Preserving the Memory of Armenian Genocide Survivors

In March 2023, the Zoryan Institute and AUA Center for Oral History located in AUA’s AGBU Papazian Library, welcomed the AUA community to access the Armenian Genocide Oral History Collection for research, scholarship, and filmmaking purposes. With 780 interviews, spanning close to four hours each and in compilation since the late 1960’s, this is the largest audio-visual testimonies archive of Armenian Genocide survivors, including records of historical events by those who witnessed them, and a precious reservoir of Armenian cultural heritage and aspects of human experiences. The testimonies of the Armenian Genocide are in audio format and already available. 

Speaking to us about the importance of this special project, Library Director Satenik Bella Avakian, remarked, “It is crucial for us to preserve and disseminate these materials to allow students to learn, reflect, conduct research, and present different perspectives. We learn from the experiences of those who came before us, and it is important to present these experiences to the public; these people are the reason why we are still here today and can create, innovate, and make the world better.” 

Satenik Bella Avakian

The archives provide raw data for research, broadcasts, and documentaries in a broad range of social sciences and humanities topics. In addition to students, they are open to the broader community who can access the resources after registering and following specific library protocols to prevent damage to the materials. “I value the fact that AUA has launched this center also because it is open to the public. The successful implementation of this project guarantees that our professors will use these materials in their classes as well,” Avakian said, adding that the materials for the animated documentary film Aurora’s Sunrise released in 2022 were also taken from the Zoryan Institute. Avakian emphasizes that the Zoryan Institute did not give this project to the Armenian Genocide Museum-institute but chose to collaborate with AUA because “this is an educational institution, and aside from research, many students take courses in genocide studies or choose this topic for their capstone projects.” 

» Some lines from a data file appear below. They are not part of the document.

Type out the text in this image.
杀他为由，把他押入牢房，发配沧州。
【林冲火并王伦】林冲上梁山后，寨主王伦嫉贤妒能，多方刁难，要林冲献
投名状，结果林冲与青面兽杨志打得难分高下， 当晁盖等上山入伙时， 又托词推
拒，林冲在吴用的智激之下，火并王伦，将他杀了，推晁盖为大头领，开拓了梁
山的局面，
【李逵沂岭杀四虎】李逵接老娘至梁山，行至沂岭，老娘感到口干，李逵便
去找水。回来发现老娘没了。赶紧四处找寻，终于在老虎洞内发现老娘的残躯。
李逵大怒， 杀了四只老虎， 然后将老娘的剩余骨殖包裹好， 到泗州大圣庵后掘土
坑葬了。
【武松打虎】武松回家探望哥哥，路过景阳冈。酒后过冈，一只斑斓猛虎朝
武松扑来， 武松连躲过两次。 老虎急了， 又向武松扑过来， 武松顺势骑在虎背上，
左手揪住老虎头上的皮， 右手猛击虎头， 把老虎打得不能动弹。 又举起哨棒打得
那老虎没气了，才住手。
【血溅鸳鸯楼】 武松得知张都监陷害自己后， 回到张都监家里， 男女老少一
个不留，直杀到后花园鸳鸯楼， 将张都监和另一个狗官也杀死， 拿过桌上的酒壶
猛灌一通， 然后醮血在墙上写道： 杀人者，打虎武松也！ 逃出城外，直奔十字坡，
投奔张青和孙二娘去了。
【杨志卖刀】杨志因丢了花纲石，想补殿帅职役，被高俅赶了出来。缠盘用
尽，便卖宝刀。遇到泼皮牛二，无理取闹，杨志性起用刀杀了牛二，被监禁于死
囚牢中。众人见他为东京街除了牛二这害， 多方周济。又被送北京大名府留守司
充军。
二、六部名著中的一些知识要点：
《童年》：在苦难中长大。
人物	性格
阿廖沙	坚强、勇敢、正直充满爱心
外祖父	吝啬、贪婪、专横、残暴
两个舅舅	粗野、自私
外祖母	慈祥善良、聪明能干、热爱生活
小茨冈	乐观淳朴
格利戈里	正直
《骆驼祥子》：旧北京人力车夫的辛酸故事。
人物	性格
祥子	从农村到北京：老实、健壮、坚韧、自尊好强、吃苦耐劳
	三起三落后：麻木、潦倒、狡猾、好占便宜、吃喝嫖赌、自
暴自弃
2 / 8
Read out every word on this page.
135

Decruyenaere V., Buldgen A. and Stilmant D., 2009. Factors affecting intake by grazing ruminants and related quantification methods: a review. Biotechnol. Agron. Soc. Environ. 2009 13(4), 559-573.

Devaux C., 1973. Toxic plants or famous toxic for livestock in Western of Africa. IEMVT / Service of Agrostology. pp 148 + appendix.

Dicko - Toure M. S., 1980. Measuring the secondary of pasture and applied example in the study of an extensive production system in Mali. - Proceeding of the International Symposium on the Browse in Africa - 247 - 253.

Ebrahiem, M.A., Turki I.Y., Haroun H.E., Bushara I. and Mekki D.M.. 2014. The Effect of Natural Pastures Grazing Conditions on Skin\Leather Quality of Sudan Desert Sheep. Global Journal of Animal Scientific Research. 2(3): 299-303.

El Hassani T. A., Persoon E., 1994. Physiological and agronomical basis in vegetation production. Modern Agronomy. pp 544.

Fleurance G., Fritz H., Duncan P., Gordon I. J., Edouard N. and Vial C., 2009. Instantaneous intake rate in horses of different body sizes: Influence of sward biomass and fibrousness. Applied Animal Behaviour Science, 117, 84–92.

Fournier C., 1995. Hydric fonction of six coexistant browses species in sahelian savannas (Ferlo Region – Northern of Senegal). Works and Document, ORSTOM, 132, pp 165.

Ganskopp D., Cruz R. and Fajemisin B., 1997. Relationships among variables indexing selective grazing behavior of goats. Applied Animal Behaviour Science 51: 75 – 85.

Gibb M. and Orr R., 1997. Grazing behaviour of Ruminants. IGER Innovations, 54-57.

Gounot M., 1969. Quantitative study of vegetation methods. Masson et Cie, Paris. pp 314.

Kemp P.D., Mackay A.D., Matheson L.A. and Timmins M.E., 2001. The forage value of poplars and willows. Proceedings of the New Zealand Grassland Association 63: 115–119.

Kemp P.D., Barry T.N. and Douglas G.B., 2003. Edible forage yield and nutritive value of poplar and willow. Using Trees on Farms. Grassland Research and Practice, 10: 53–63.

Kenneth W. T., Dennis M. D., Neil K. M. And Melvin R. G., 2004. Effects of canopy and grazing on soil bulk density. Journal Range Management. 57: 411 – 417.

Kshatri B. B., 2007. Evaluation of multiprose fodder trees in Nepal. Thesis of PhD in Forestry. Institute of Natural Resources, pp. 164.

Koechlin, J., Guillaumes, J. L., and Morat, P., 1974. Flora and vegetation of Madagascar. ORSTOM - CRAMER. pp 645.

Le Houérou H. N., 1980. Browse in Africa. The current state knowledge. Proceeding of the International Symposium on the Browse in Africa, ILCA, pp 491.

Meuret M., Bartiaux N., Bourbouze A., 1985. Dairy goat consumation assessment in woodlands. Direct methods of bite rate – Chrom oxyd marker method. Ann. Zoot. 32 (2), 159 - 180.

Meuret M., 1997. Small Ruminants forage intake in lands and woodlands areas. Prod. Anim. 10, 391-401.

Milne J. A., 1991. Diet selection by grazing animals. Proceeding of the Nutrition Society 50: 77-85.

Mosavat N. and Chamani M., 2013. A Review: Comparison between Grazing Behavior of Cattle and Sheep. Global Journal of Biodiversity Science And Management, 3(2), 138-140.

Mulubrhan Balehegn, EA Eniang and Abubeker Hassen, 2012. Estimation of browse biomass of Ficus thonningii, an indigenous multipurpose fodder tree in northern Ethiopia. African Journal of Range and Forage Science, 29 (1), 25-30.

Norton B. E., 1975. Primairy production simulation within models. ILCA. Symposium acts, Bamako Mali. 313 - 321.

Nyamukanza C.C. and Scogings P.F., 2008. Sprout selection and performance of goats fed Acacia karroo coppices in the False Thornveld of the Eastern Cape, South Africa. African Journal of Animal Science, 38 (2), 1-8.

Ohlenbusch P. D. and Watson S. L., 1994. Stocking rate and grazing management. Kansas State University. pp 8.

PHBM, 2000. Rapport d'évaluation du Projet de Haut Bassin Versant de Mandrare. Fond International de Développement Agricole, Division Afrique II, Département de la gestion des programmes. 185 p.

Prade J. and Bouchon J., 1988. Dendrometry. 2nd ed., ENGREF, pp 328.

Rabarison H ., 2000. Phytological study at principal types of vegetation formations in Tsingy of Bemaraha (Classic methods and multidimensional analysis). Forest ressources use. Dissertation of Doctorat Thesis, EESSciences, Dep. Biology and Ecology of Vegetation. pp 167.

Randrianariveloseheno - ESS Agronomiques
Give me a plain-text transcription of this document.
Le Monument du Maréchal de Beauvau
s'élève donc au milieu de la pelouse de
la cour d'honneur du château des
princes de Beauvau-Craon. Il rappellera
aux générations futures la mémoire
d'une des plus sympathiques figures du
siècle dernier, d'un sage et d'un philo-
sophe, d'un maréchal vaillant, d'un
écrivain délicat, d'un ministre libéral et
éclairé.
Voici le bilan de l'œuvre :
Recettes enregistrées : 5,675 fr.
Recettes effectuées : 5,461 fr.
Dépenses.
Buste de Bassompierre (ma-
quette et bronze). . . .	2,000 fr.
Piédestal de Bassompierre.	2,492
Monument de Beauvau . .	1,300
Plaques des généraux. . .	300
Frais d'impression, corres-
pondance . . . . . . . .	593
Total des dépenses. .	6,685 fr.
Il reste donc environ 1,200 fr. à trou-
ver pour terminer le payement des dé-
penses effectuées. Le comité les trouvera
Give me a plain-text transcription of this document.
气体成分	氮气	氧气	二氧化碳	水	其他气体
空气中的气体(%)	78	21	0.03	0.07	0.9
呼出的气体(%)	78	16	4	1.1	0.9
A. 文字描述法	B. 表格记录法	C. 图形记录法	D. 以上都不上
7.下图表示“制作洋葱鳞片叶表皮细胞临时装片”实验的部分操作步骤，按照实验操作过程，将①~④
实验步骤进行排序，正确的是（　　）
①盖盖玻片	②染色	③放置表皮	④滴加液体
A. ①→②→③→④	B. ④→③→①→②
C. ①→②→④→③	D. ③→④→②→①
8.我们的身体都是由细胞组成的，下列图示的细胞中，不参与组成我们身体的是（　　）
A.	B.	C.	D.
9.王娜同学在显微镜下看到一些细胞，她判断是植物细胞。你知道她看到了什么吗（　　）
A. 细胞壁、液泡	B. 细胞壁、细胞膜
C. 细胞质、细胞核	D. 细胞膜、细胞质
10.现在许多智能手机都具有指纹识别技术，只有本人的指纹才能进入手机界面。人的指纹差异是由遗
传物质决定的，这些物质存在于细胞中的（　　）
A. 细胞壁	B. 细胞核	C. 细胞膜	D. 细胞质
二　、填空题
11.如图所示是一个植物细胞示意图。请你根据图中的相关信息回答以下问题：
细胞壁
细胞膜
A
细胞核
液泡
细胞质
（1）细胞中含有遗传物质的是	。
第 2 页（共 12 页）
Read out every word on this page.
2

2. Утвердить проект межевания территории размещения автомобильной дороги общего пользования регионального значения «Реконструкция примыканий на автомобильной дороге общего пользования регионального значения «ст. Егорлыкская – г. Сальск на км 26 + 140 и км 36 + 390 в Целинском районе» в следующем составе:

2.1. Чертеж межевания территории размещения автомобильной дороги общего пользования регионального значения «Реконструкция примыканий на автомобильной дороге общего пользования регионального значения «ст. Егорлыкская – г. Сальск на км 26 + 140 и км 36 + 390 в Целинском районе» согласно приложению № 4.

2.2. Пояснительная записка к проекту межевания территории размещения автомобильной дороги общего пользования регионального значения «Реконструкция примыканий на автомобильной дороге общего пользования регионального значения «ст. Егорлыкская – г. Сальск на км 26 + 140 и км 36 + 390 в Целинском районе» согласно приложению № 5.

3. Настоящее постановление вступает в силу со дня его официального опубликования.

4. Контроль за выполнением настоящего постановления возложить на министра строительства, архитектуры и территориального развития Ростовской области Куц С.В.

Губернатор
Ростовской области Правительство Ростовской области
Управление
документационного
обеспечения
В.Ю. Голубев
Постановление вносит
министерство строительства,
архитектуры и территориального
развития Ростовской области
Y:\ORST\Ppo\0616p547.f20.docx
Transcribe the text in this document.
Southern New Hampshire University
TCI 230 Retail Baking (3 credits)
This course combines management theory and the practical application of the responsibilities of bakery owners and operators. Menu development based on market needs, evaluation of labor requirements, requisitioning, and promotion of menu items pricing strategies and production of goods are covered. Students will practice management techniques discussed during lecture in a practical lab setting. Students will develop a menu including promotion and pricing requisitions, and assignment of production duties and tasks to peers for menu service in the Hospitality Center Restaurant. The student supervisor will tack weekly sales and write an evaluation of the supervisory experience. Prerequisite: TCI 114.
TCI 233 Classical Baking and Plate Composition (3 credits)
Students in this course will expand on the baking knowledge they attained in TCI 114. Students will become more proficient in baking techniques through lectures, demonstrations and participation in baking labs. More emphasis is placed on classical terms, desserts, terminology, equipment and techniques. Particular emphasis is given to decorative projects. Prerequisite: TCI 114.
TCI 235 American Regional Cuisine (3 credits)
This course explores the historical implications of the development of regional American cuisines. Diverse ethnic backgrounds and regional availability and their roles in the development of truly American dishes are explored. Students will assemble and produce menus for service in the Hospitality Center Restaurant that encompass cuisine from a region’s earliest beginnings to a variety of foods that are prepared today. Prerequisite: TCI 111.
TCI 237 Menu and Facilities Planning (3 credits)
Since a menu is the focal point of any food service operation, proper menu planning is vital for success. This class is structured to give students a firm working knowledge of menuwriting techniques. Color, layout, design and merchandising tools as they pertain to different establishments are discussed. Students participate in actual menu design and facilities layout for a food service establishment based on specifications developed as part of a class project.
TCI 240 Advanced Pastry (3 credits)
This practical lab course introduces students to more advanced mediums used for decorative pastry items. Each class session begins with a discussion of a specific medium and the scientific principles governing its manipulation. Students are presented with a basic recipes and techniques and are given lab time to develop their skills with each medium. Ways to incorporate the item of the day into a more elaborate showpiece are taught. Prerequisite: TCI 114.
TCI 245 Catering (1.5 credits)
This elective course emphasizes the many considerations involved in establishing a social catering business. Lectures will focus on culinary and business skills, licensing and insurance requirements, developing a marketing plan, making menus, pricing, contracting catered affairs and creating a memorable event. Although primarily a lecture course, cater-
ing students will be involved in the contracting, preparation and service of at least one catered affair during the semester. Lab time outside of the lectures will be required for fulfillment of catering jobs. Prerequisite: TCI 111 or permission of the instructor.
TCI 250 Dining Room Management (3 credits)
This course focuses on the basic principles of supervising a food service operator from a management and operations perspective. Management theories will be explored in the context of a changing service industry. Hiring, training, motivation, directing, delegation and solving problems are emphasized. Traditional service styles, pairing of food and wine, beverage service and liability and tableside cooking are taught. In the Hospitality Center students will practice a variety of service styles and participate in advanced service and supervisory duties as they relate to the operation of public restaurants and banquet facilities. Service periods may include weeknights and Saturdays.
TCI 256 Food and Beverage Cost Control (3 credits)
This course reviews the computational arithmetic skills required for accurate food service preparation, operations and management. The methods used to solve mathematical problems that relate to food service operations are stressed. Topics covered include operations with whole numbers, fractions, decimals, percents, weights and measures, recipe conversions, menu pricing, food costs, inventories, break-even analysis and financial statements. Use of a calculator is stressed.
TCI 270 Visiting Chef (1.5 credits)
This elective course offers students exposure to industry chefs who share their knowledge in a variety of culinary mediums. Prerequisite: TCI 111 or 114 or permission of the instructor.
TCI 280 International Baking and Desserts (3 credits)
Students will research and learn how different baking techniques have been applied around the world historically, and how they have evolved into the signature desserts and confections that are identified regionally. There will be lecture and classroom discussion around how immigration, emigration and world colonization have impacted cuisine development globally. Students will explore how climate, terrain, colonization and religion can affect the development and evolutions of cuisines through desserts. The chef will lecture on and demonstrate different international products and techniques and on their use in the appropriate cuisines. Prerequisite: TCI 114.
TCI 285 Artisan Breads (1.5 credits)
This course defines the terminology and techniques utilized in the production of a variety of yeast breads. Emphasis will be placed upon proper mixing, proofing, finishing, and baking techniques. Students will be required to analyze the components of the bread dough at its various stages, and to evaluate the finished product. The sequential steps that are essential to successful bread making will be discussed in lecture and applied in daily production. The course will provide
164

In addition to this project, the Center is also working on transcribing and translating testimonials from the 2020 Artsakh War. “We keep receiving new materials, so it will take time  to arrange and transcribe them all,” Avakian elaborates, adding that the task will be carried out by students who will need to be trained to ensure they are prepared, considering the psychological factor that affects the process. “I talked to representatives of the Zoryan Institute about providing funding for the students transcribing the videos, in order to ensure a smooth and efficient process given the immense amount of work involved. If agreed upon, it would greatly speed up the process,” Avakian remarks. In order to make the data available to more scholars around the world, the Center will soon start promoting the archives worldwide, aiming to also translate it into different languages.